When I got home, it was hard. I didn’t have my people with me and I wanted them back. One day, back in my dad’s car driving through the dark forest, I was painfully reminded of the contrast with my positive mental state just seven days before at the retreat and I realized that I was never genuinely happy with my life and who I was. I also knew, though, that I was wasting my time now wishing for something in the past.

I decided to email my mentor in order to bring back the experience of those conversations we’d all shared in small group. He told me to let the emotions flow. “Don’t fight them, but also don’t listen to them.”

It was then that I recognized what I needed — I needed a home. I needed a community of people who I could love and trust.

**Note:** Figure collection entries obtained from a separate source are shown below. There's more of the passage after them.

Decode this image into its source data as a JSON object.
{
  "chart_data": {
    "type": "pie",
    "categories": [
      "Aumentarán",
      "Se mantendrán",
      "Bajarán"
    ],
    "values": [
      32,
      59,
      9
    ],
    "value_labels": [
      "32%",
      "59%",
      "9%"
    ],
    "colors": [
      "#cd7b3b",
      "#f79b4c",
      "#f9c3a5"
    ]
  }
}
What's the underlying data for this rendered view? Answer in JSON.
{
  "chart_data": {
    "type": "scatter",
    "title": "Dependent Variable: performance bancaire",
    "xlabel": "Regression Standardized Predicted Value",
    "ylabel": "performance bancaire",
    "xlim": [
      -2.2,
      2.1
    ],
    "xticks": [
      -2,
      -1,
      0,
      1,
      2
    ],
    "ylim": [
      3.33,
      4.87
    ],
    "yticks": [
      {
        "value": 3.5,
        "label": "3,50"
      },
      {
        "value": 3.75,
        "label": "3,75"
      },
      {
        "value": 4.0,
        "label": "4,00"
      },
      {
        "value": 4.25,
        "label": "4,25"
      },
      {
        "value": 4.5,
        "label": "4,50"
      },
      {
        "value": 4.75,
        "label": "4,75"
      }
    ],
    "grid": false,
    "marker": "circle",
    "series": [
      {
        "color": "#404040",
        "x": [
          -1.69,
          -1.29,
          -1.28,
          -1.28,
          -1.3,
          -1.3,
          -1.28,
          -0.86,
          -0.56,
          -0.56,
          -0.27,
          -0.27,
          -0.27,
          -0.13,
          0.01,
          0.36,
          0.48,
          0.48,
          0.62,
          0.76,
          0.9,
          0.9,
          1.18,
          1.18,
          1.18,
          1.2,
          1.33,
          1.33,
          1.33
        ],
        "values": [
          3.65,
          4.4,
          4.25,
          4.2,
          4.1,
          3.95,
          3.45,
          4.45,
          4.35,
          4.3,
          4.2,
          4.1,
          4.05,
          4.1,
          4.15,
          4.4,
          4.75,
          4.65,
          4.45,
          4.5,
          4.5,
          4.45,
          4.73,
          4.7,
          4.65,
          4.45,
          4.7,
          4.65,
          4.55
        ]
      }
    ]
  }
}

So I looked around me. What I found was astonishing. I hadn’t realized that there were people right here — in my house and in my school — who loved me for me. Nothing about these people changed in the week that I was gone. It was the way that I saw them that changed. After being exposed to such deep and genuine love from people who were near strangers, my filter for how I see the world had shifted.

Suddenly people who I thought were unapproachable I began to see as shy, and therefore possible friends. I didn’t see that before, not because I wasn’t looking, but because my focus was on the wrong things.

Before the retreat, I didn’t want to burden everyone with my secrets, but now I tell them everything — because like me, they want to know how to help the people they love. The people in my life give me reasons to get up every morning. They inspire me daily, they motivate me to be the best version of myself I can be, and they continually show me how much love I’m truly capable of.